What prohibitions should be part of our public stance? Will we continue to stand against incest, adult-minor sex, polygamy, pornography, serial monogamy and one-night stands? Will we partner with people of conscience against all forms of dehumanization and exploitation?

Finally, what should we be promoting? Beginning with our own communities, we must reaffirm the joy and seriousness of biblical marriage and childrearing. We must disciple better all that desire marriage and family. We must not capitulate to quick divorce and remarriage when life is hard (apart from abuse, adultery and utter abandonment, of course). Promoting healthy singleness and weaning all believers from hyper-eroticism are important tasks. In public we work with all people of conscience to nurture the next generation with healthy male and female role models. Let’s celebrate women and men of diverse gifts and personalities, interests and skills.
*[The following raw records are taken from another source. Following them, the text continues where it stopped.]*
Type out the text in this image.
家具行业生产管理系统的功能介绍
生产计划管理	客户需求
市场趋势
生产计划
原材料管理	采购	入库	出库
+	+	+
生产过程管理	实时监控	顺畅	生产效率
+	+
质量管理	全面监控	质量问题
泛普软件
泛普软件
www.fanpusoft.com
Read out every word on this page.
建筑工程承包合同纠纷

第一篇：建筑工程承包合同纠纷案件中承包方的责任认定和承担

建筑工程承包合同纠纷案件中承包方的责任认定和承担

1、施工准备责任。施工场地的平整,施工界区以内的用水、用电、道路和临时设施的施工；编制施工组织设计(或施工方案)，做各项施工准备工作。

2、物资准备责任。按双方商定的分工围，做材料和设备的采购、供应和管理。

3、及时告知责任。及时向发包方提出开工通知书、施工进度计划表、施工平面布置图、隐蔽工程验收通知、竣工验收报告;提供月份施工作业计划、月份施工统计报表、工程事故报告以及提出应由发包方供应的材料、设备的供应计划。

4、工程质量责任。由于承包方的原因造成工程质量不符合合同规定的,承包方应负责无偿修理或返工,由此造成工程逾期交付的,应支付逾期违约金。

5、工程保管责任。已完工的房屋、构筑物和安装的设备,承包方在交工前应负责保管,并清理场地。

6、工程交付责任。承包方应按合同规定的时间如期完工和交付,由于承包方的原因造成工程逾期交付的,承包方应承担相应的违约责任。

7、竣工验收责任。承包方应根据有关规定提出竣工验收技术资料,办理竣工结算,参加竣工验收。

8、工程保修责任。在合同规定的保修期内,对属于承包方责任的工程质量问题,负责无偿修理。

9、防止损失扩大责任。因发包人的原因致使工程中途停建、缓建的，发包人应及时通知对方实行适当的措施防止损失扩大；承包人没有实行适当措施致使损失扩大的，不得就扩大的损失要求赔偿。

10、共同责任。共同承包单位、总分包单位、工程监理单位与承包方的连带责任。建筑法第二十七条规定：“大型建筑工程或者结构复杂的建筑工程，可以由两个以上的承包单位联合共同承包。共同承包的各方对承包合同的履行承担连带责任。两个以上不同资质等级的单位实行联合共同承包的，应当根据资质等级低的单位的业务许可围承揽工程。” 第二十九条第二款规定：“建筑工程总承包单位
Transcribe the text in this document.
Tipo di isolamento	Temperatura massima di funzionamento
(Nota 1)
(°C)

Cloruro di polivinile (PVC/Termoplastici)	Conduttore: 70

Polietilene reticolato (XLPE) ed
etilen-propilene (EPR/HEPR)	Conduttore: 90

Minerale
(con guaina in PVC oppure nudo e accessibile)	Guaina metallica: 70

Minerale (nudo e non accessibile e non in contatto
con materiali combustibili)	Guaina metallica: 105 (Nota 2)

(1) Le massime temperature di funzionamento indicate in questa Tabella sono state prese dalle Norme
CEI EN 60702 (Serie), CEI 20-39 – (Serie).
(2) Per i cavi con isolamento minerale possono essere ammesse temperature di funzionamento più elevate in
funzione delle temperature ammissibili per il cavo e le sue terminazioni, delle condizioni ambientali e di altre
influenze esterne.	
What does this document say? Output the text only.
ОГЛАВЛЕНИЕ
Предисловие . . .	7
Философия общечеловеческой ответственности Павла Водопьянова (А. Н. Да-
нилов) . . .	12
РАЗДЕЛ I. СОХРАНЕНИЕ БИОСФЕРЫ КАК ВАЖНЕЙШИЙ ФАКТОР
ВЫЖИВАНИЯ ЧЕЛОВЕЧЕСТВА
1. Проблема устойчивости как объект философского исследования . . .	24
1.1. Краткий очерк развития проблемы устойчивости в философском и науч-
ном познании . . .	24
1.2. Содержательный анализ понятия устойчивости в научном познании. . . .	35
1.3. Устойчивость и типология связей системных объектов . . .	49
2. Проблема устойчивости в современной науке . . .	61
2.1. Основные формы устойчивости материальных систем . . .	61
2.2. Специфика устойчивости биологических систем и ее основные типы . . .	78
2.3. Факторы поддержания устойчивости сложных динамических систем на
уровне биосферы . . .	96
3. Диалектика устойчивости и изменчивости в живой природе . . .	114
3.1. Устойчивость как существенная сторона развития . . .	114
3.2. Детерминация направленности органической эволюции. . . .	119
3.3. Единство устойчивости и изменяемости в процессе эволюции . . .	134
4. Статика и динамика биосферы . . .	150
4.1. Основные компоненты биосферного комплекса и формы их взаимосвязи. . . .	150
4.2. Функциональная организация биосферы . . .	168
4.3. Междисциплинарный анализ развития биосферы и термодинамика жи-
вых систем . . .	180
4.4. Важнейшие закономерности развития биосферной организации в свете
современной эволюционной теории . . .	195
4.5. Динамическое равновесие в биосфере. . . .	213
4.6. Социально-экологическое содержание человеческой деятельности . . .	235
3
In writing this piece, I am vulnerable to misperception. Yet these issues must be examined in a spirit of humility and love. I have worked with and am friends with people of all orientations and persuasions. They are my sisters and brothers in the human family. I have seen many find freedom in Christ and change their orientation. Others love Christ and choose celibacy (both heterosexual and homosexual men and women), with varying levels of struggle. I must make a covenant with my eyes and heart each day and walk in agape toward all persons. I am the judge of no one’s salvation or sanctification. With hope and tears, I pray that we can all move toward personal wholeness and community shalom as we await the fullness of God’s reign.

Notes

  • Sound summaries of recent research may be found in Stanton L. Jones (January 2012) “Sexual orientation and reason: on the implications of false beliefs about homosexuality,” digitally published at www.christianethics.org; an abbreviation of this essay was published as “Same-sex science” in First Things, February, 2012, pp. 27-33. Jones is the Provost and Professor of Psychology at Wheaton College, IL (USA).
  • For some challenging and comforting pastoral reflections, examine Kent Paris, Means of Grace. College Press Publishing Company, Inc. 2010. Kent’s insights are found at www.nehemiahonline.com.